Answer
The period of the physical pendulum is $0.54s$
Work Step by Step
1) When the pendulum is a physical pendulum, we have $$2\pi f=\frac{2\pi}{T}=\sqrt{\frac{mgL}{I}}$$ $$T=\frac{2\pi}{\sqrt{\frac{mgL}{I}}}=\sqrt{\frac{4\pi^2I}{mgL}}$$
The physical pendulum is a thin rod, whose rotation axis is at one end, so $I_1=\frac{1}{3}mL^2$. The rod's center of gravity is at its center, since the rod is uniform.
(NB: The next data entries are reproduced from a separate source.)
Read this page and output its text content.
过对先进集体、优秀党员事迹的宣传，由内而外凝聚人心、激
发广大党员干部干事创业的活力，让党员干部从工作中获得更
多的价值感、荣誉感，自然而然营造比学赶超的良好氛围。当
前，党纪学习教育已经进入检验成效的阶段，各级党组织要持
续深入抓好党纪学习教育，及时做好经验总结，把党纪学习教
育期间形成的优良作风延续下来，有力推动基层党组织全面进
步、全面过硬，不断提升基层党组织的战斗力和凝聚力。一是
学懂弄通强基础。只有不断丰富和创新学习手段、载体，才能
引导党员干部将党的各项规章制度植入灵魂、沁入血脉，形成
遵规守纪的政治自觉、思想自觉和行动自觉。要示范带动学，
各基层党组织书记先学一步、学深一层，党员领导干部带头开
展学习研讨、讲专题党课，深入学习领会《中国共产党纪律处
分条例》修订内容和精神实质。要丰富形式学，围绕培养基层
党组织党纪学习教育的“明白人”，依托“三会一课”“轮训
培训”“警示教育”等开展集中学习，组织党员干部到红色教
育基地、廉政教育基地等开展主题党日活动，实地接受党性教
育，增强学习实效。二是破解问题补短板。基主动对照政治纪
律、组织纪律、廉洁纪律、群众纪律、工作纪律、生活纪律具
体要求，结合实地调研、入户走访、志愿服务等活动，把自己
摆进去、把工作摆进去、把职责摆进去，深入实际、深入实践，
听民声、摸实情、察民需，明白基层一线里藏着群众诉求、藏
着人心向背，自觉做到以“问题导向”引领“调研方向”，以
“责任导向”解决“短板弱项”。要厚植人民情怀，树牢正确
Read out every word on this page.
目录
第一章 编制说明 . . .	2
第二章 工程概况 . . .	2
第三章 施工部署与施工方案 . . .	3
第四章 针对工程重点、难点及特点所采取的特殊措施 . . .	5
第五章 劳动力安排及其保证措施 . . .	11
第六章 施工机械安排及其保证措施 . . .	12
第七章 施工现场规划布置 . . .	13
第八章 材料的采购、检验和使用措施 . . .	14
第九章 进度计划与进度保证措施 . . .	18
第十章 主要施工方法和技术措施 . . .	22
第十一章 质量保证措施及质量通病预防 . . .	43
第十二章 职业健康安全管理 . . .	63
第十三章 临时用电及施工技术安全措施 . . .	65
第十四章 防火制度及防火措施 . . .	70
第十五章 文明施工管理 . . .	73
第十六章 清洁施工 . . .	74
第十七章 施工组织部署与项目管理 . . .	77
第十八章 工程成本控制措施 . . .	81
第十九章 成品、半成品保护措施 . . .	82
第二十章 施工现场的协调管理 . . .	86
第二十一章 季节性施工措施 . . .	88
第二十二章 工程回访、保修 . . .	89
Therefore, if the rod's length is $d$, then $L=d/2$. $$T_1=\sqrt{\frac{4\pi^2mL^2}{3mgL}}=\sqrt{\frac{4\pi^2L}{3g}}$$ $$T_1=\sqrt{\frac{4\pi^2(d/2)}{3g}}=\sqrt{\frac{2\pi^2d}{3g}}$$
2) When the pendulum is a simple pendulum (the sphere is still attached), we have $$2\pi f = \frac{2\pi}{T}=\sqrt{\frac{g}{L}}$$ $$T=\sqrt{\frac{4\pi^2L}{g}}$$
The pendulum's length now is the rod's length $L=d$. $$T_2=\sqrt{\frac{4\pi^2d}{g}}$$
Therefore, $$\frac{T_1}{T_2}=\sqrt{\frac{\frac{2\pi^2L}{3g}}{\frac{4\pi^2L}{g}}}=\sqrt{\frac{\frac{2}{3}}{1}}=\sqrt{\frac{2}{3}}=0.82$$ The period when the sphere is still on $T_2=0.66s$, so $$T_1=0.54s$$